Entertainment 150Mr. Smith Goes to Washington (1939)
Starring James Stewart, Jean Arthur and Claude Rains
Written by Sidney Buchman (screenplay) and Lewis R. Foster (story)
Directed by Frank Capra

The big surprise with Mr. Smith Goes to Washington is how relevant it seems today. This is a movie that’s nearly 75 years old, and it’s talking about government corruption, graft, and how far politicians are willing to go to discredit and punish whistle-blowers. It’s a little shocking to see how deeply ingrained corruption was in our political process even back then, and it definitely puts our current crop of representatives in perspective. The machinery of Washington has been more firmly entrenched than most of us realize.
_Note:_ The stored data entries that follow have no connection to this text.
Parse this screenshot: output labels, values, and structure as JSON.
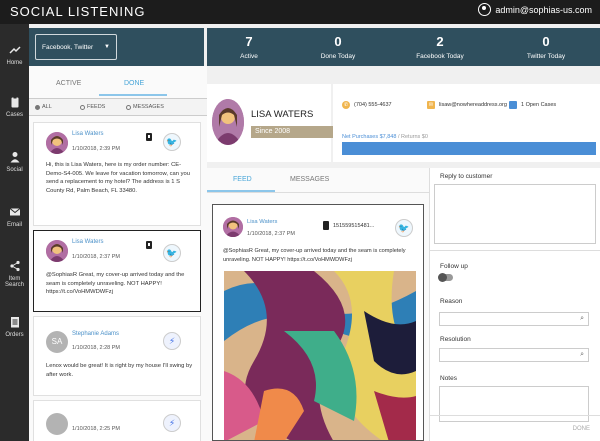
{
  "app": {
    "title": "SOCIAL LISTENING",
    "user_email": "admin@sophias-us.com"
  },
  "nav": [
    {
      "label": "Home",
      "icon": "trend-icon"
    },
    {
      "label": "Cases",
      "icon": "clipboard-icon"
    },
    {
      "label": "Social",
      "icon": "person-icon"
    },
    {
      "label": "Email",
      "icon": "envelope-icon"
    },
    {
      "label": "Item Search",
      "icon": "share-icon"
    },
    {
      "label": "Orders",
      "icon": "document-icon"
    }
  ],
  "filter": {
    "selected": "Facebook, Twitter"
  },
  "stats": [
    {
      "value": "7",
      "label": "Active"
    },
    {
      "value": "0",
      "label": "Done Today"
    },
    {
      "value": "2",
      "label": "Facebook Today"
    },
    {
      "value": "0",
      "label": "Twitter Today"
    }
  ],
  "list": {
    "tabs": [
      "ACTIVE",
      "DONE"
    ],
    "active_tab": "DONE",
    "filters": [
      "ALL",
      "FEEDS",
      "MESSAGES"
    ],
    "selected_filter": "ALL",
    "items": [
      {
        "name": "Lisa Waters",
        "date": "1/10/2018, 2:39 PM",
        "network": "twitter",
        "message": "Hi, this is Lisa Waters, here is my order number: CE-Demo-S4-005. We leave for vacation tomorrow, can you send a replacement to my hotel? The address is 1 S County Rd, Palm Beach, FL 33480."
      },
      {
        "name": "Lisa Waters",
        "date": "1/10/2018, 2:37 PM",
        "network": "twitter",
        "message": "@SophiasR Great, my cover-up arrived today and the seam is completely unraveling. NOT HAPPY! https://t.co/VoHMWDWFzj"
      },
      {
        "name": "Stephanie Adams",
        "initials": "SA",
        "date": "1/10/2018, 2:28 PM",
        "network": "messenger",
        "message": "Lenox would be great! It is right by my house I'll swing by after work."
      },
      {
        "name": "",
        "date": "1/10/2018, 2:25 PM",
        "network": "messenger",
        "message": ""
      }
    ]
  },
  "contact": {
    "name": "LISA WATERS",
    "since": "Since 2008",
    "phone": "(704) 555-4637",
    "email": "lisaw@nowhereaddress.org",
    "open_cases": "1 Open Cases",
    "net_purchases_label": "Net Purchases $7,848",
    "returns_label": "/ Returns $0",
    "purchase_fraction": 1.0
  },
  "feed": {
    "tabs": [
      "FEED",
      "MESSAGES"
    ],
    "active_tab": "FEED",
    "post": {
      "name": "Lisa Waters",
      "date": "1/10/2018, 2:37 PM",
      "post_id": "151559515481...",
      "message": "@SophiasR Great, my cover-up arrived today and the seam is completely unraveling. NOT HAPPY! https://t.co/VoHMWDWFzj"
    }
  },
  "reply": {
    "reply_label": "Reply to customer",
    "followup_label": "Follow up",
    "reason_label": "Reason",
    "resolution_label": "Resolution",
    "notes_label": "Notes",
    "done_label": "DONE"
  },
  "colors": {
    "header": "#2f4f5e",
    "accent": "#4a8ed6",
    "tab_active": "#4aa6d8",
    "twitter": "#2a9de0",
    "since_badge": "#b5a78a"
  }
}
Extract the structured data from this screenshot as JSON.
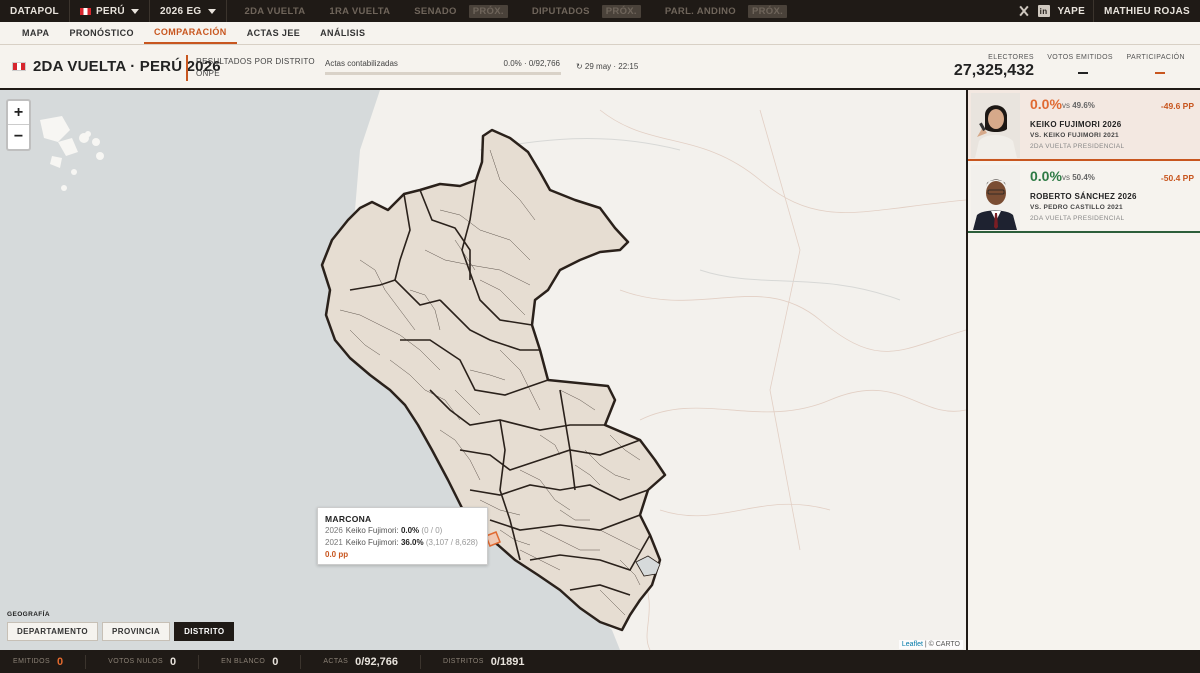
{
  "topbar": {
    "brand": "DATAPOL",
    "country": "PERÚ",
    "election": "2026 EG",
    "nav": [
      {
        "label": "2DA VUELTA",
        "active": true,
        "prox": ""
      },
      {
        "label": "1RA VUELTA",
        "active": false,
        "prox": ""
      },
      {
        "label": "SENADO",
        "active": false,
        "prox": "PRÓX."
      },
      {
        "label": "DIPUTADOS",
        "active": false,
        "prox": "PRÓX."
      },
      {
        "label": "PARL. ANDINO",
        "active": false,
        "prox": "PRÓX."
      }
    ],
    "yape": "YAPE",
    "author": "MATHIEU ROJAS"
  },
  "subnav": {
    "tabs": [
      "MAPA",
      "PRONÓSTICO",
      "COMPARACIÓN",
      "ACTAS JEE",
      "ANÁLISIS"
    ],
    "active": "COMPARACIÓN"
  },
  "header": {
    "title": "2DA VUELTA · PERÚ 2026",
    "source_line1": "RESULTADOS POR DISTRITO",
    "source_line2": "ONPE",
    "actas_label": "Actas contabilizadas",
    "actas_value": "0.0% · 0/92,766",
    "actas_progress": 0.0,
    "time": "↻ 29 may · 22:15",
    "electores_label": "ELECTORES",
    "electores_value": "27,325,432",
    "votos_label": "VOTOS EMITIDOS",
    "participacion_label": "PARTICIPACIÓN"
  },
  "map": {
    "zoom_in": "+",
    "zoom_out": "−",
    "tooltip": {
      "name": "MARCONA",
      "year1": "2026",
      "line1_label": "Keiko Fujimori:",
      "line1_value": "0.0%",
      "line1_detail": "(0 / 0)",
      "year2": "2021",
      "line2_label": "Keiko Fujimori:",
      "line2_value": "36.0%",
      "line2_detail": "(3,107 / 8,628)",
      "pp": "0.0 pp"
    },
    "geo_label": "GEOGRAFÍA",
    "geo_buttons": [
      "DEPARTAMENTO",
      "PROVINCIA",
      "DISTRITO"
    ],
    "geo_active": "DISTRITO",
    "attribution_leaflet": "Leaflet",
    "attribution_rest": "| © CARTO"
  },
  "panel": {
    "cards": [
      {
        "pct": "0.0%",
        "vs": "vs",
        "vs_pct": "49.6%",
        "delta": "-49.6 PP",
        "candidate": "KEIKO FUJIMORI 2026",
        "vs_name": "VS. KEIKO FUJIMORI 2021",
        "election": "2DA VUELTA PRESIDENCIAL"
      },
      {
        "pct": "0.0%",
        "vs": "vs",
        "vs_pct": "50.4%",
        "delta": "-50.4 PP",
        "candidate": "ROBERTO SÁNCHEZ 2026",
        "vs_name": "VS. PEDRO CASTILLO 2021",
        "election": "2DA VUELTA PRESIDENCIAL"
      }
    ]
  },
  "bottombar": {
    "emitidos_label": "EMITIDOS",
    "emitidos_value": "0",
    "nulos_label": "VOTOS NULOS",
    "nulos_value": "0",
    "blanco_label": "EN BLANCO",
    "blanco_value": "0",
    "actas_label": "ACTAS",
    "actas_value": "0/92,766",
    "distritos_label": "DISTRITOS",
    "distritos_value": "0/1891"
  },
  "colors": {
    "accent": "#c8561f",
    "dark": "#1f1a16",
    "green": "#2d7a44",
    "region_fill": "#e6ddd2",
    "ocean": "#d6dadb"
  }
}
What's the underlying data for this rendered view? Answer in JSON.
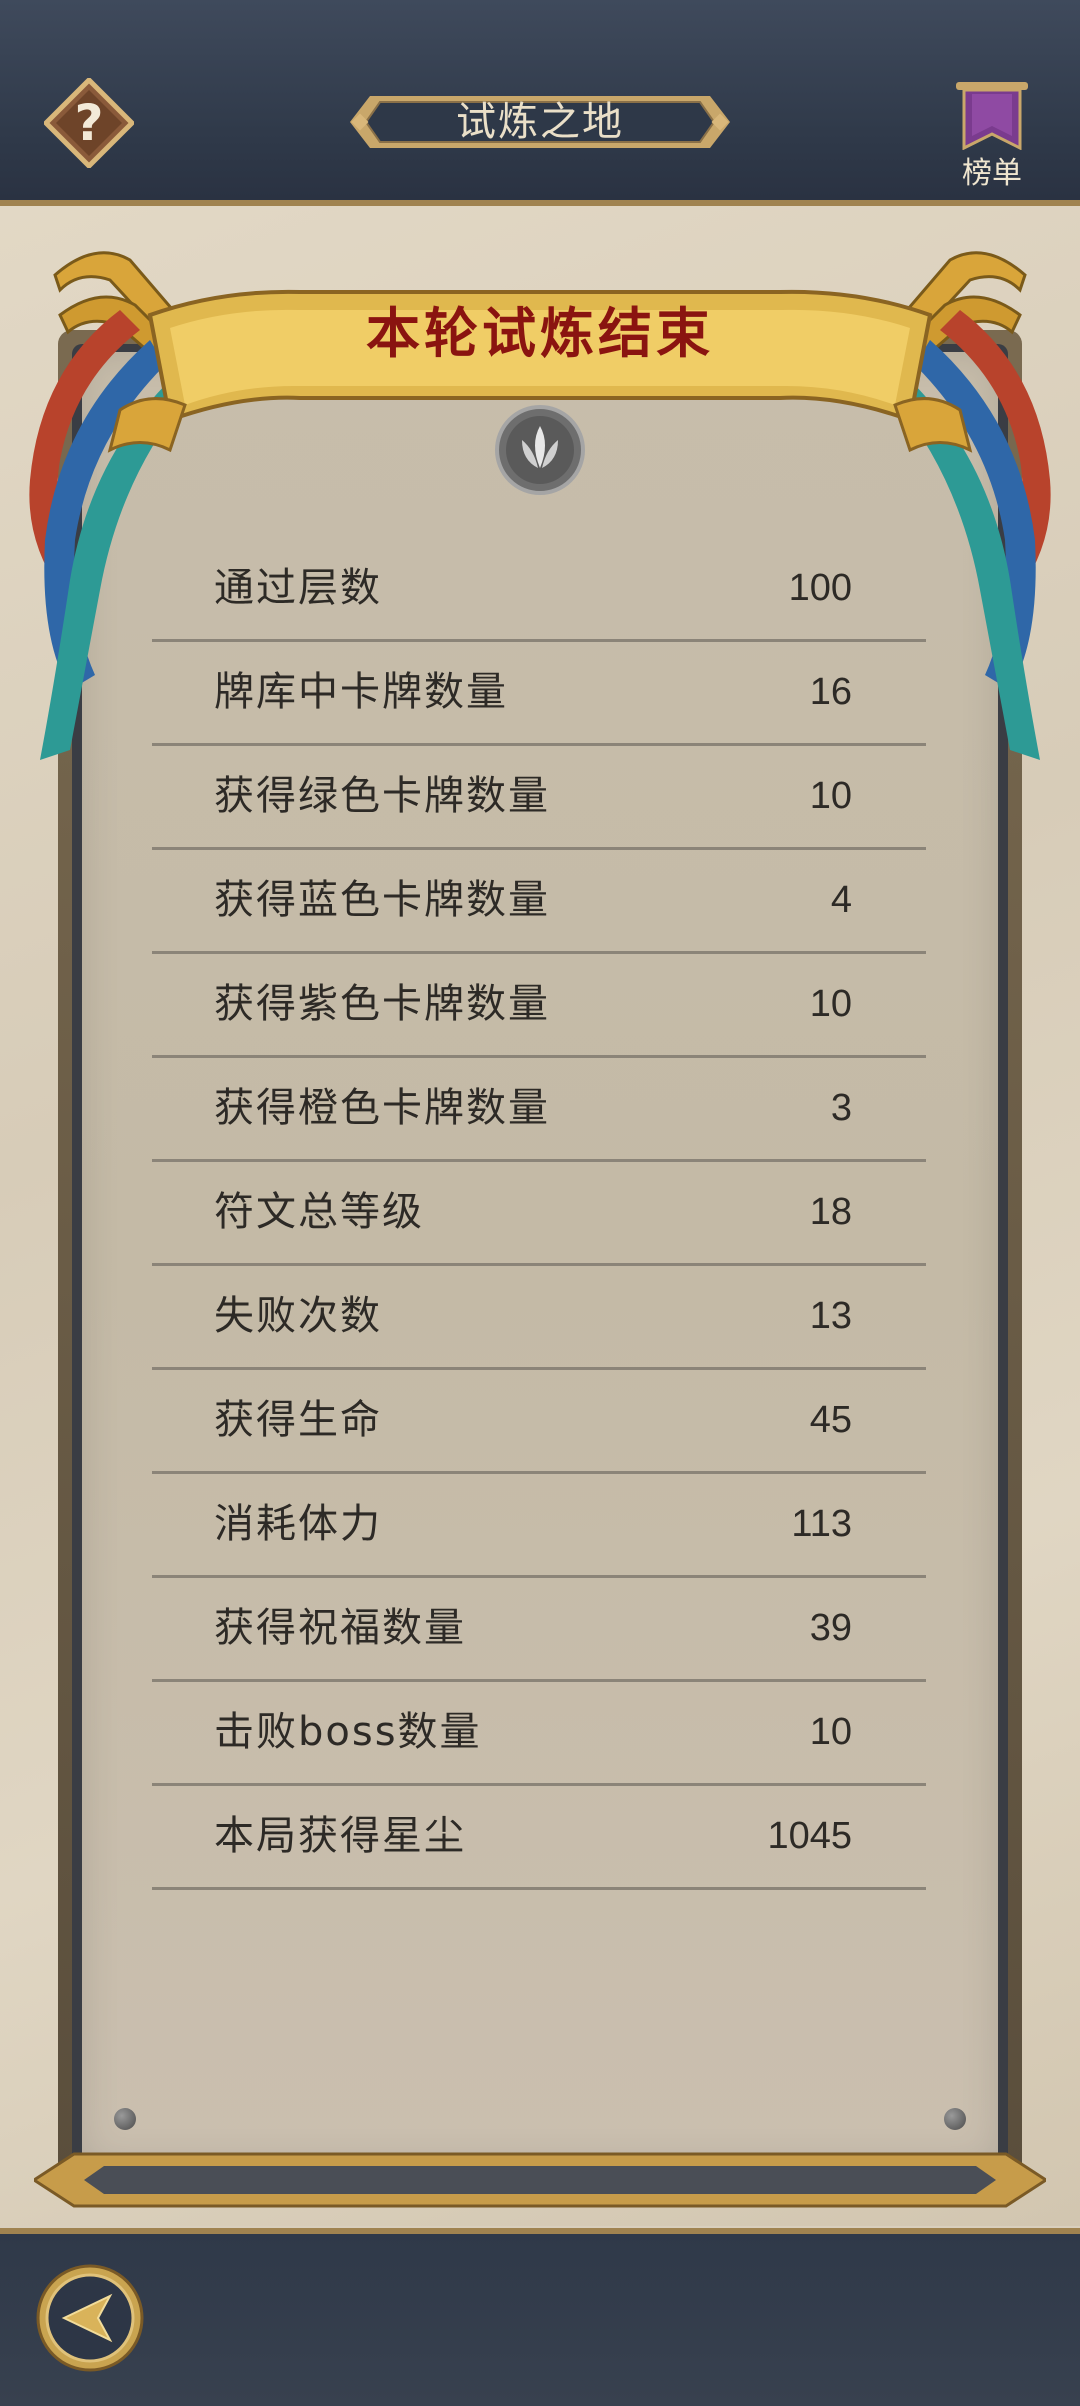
{
  "header": {
    "title": "试炼之地",
    "rank_label": "榜单",
    "help_icon": "question-mark-icon",
    "rank_icon": "purple-banner-icon"
  },
  "panel": {
    "banner_title": "本轮试炼结束",
    "emblem_icon": "leaf-crest-icon",
    "stats": [
      {
        "label": "通过层数",
        "value": "100"
      },
      {
        "label": "牌库中卡牌数量",
        "value": "16"
      },
      {
        "label": "获得绿色卡牌数量",
        "value": "10"
      },
      {
        "label": "获得蓝色卡牌数量",
        "value": "4"
      },
      {
        "label": "获得紫色卡牌数量",
        "value": "10"
      },
      {
        "label": "获得橙色卡牌数量",
        "value": "3"
      },
      {
        "label": "符文总等级",
        "value": "18"
      },
      {
        "label": "失败次数",
        "value": "13"
      },
      {
        "label": "获得生命",
        "value": "45"
      },
      {
        "label": "消耗体力",
        "value": "113"
      },
      {
        "label": "获得祝福数量",
        "value": "39"
      },
      {
        "label": "击败boss数量",
        "value": "10"
      },
      {
        "label": "本局获得星尘",
        "value": "1045"
      }
    ]
  },
  "footer": {
    "back_icon": "back-arrow-icon"
  },
  "colors": {
    "header_bg": "#2f3949",
    "gold_trim": "#a08350",
    "banner_text": "#8a1410",
    "paper": "#c7bdab"
  }
}
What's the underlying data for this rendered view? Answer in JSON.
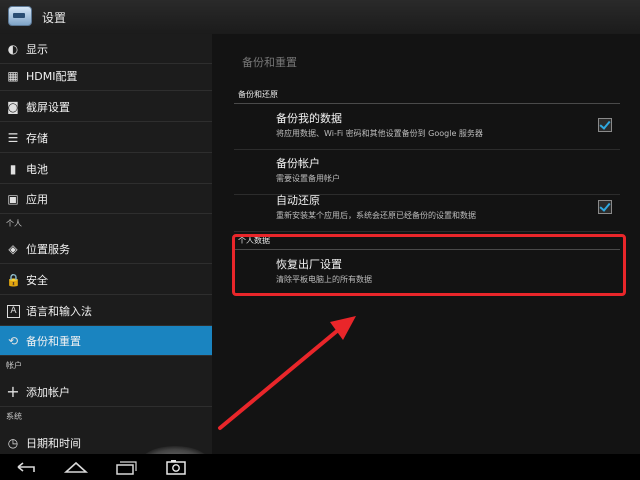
{
  "app": {
    "title": "设置",
    "icon": "settings-app-icon"
  },
  "sidebar": {
    "items": [
      {
        "icon": "display-icon",
        "label": "显示"
      },
      {
        "icon": "hdmi-icon",
        "label": "HDMI配置"
      },
      {
        "icon": "screenshot-icon",
        "label": "截屏设置"
      },
      {
        "icon": "storage-icon",
        "label": "存储"
      },
      {
        "icon": "battery-icon",
        "label": "电池"
      },
      {
        "icon": "apps-icon",
        "label": "应用"
      }
    ],
    "section_personal": "个人",
    "personal_items": [
      {
        "icon": "location-icon",
        "label": "位置服务"
      },
      {
        "icon": "lock-icon",
        "label": "安全"
      },
      {
        "icon": "language-icon",
        "label": "语言和输入法"
      },
      {
        "icon": "backup-icon",
        "label": "备份和重置",
        "active": true
      }
    ],
    "section_accounts": "帐户",
    "accounts_items": [
      {
        "icon": "add-icon",
        "label": "添加帐户"
      }
    ],
    "section_system": "系统",
    "system_items": [
      {
        "icon": "clock-icon",
        "label": "日期和时间"
      }
    ]
  },
  "main": {
    "page_title": "备份和重置",
    "section_backup": "备份和还原",
    "backup_rows": [
      {
        "title": "备份我的数据",
        "subtitle": "将应用数据、Wi-Fi 密码和其他设置备份到 Google 服务器",
        "checked": true
      },
      {
        "title": "备份帐户",
        "subtitle": "需要设置备用帐户",
        "checked": false
      },
      {
        "title": "自动还原",
        "subtitle": "重新安装某个应用后，系统会还原已经备份的设置和数据",
        "checked": true
      }
    ],
    "section_personal_data": "个人数据",
    "personal_rows": [
      {
        "title": "恢复出厂设置",
        "subtitle": "清除平板电脑上的所有数据"
      }
    ]
  },
  "colors": {
    "accent": "#1a84c0",
    "checkmark": "#2fa8e0",
    "highlight": "#e9262a"
  },
  "navbar": {
    "icons": [
      "back-icon",
      "home-icon",
      "recent-apps-icon",
      "camera-icon"
    ]
  }
}
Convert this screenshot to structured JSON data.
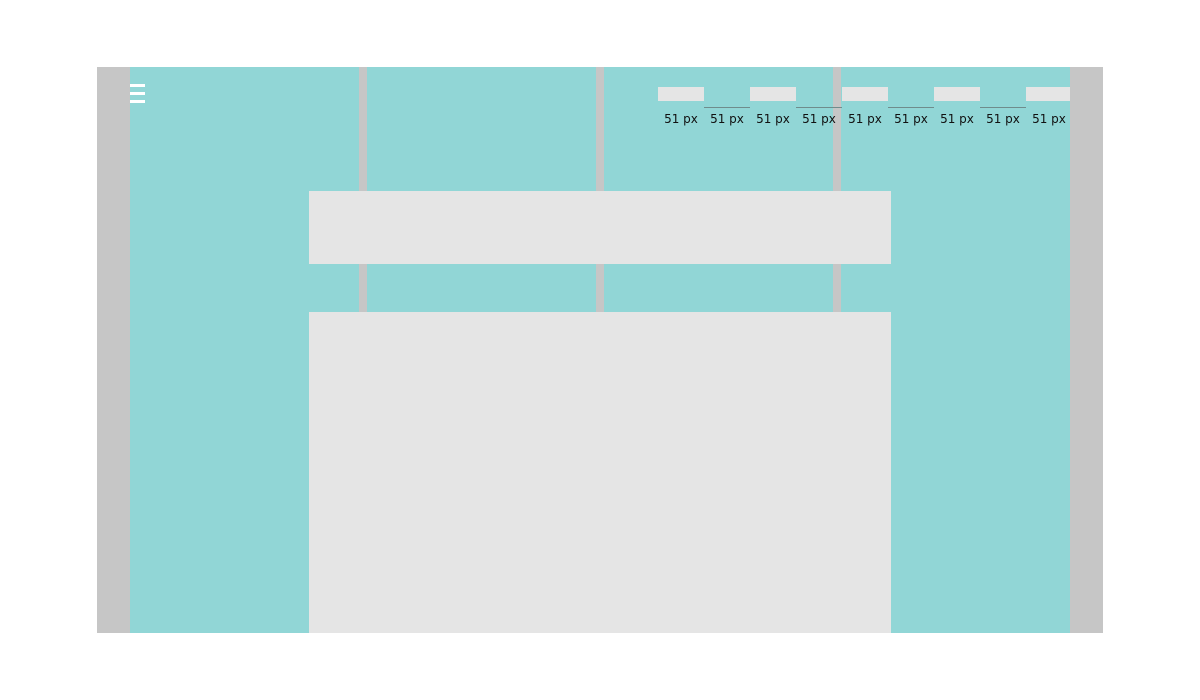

But I’ll try not to delve too deeply into the politics of this deeply-political movie. Instead, I’ll talk about its merits. James Stewart gives an incredible performance as Jefferson Smith, a small-town leader of a local Boy Scout analog. He’s appointed as the junior senator of his state by the governor on a whim, more-or-less. The governor (Guy Kibbee) is pushed into a minor act of rebellion against the shadowy businessman really pulling the strings — Jim Taylor (Edward Arnold).

Though Taylor isn’t particularly pleased by this wrench thrown into his plans, he expects them to go forward regardless. Basically, he wants the government to buy land he purchased cheaply for a works project. That would make him a ton of money while bringing in a flood of business to the state. This same patch of land, as luck would have it, is targeted by Jefferson Smith as a nature preserve for kids to appreciate the splendor of the American wilderness.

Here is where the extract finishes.